ICER[2]:全稱是InterruptClear-EnableRegisters,是一個中斷除能寄存器組。該寄存器組與ISER的作用恰好相反,是用來清除某個中斷的使能的。這里要與專門設置一個ICER來清除中斷位,而不是向ISER寫0來清除,是因為NVIC的這些寄存器都是寫1有效的,寫0無效的。具體為什么這么設計,請看《CM3權威指南》第125頁。
ISPR[2]:全稱是InterruptSet-PendingRegisters,是一個中斷掛起控制寄存器組。每一位對應的中斷和ISER是一樣的。通過置1,可以將正在進行的中斷掛起,而執行同級或更高級別的中斷。寫0是無效的。
ICPR[2]:全稱是:InterruptClear-PendingRegisters,是一個中斷解掛控制寄存器組。其作用與ISPR相反,對應位也和ISER是一樣的。通過設置1,可以將掛起的中斷解掛。寫0無效。
IABR[2]:全稱是ActiveBitRegisters,是一個中斷激活標志位寄存器組。對應位所代表的的中斷和ISER一樣,如果為1,則表示該位所對應的中斷正在被執行。這是一個只讀寄存器,通過它可以知道當前在執行的中斷是哪一個。在中斷執行完了由硬件自動清零。

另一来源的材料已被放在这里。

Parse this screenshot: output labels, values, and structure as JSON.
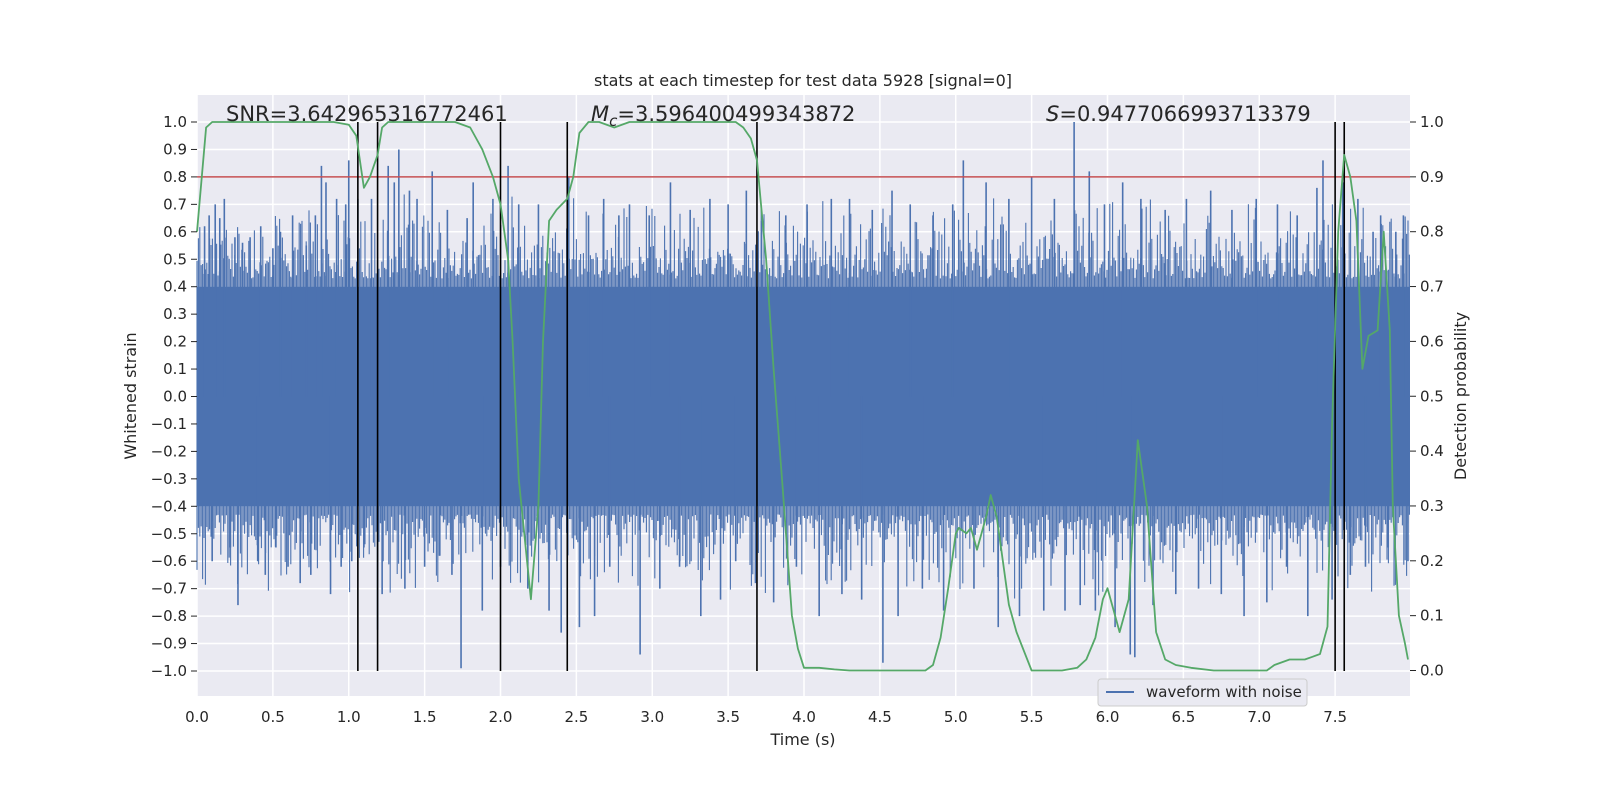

IPR[15]:全稱是InterruptPriorityRegisters,是一個中斷優先級控制的寄存器組。這個寄存器組相當重要!STM32的中斷分組與這個寄存器組密切相關。IPR寄存器組由15個32bit的寄存器組成,每個可屏蔽中斷占用8bit,這樣總共可以表示15*4=60個可屏蔽中斷。剛好和STM32的可屏蔽中斷數相等。IPR[0]的[31~24],[23~16],[15~8],[7~0]分別對應中斷3~0,以此類推,總共對應60個外部中斷。而每個可屏蔽中斷占用的8bit并沒有全部使用,而是只用了高4位。這4位,又分為搶占優先級和子優先級。搶占優先級在前,子優先級在后。而這兩個優先級各占幾個位又要根據SCB->AIRCR中中斷分組的設置來決定。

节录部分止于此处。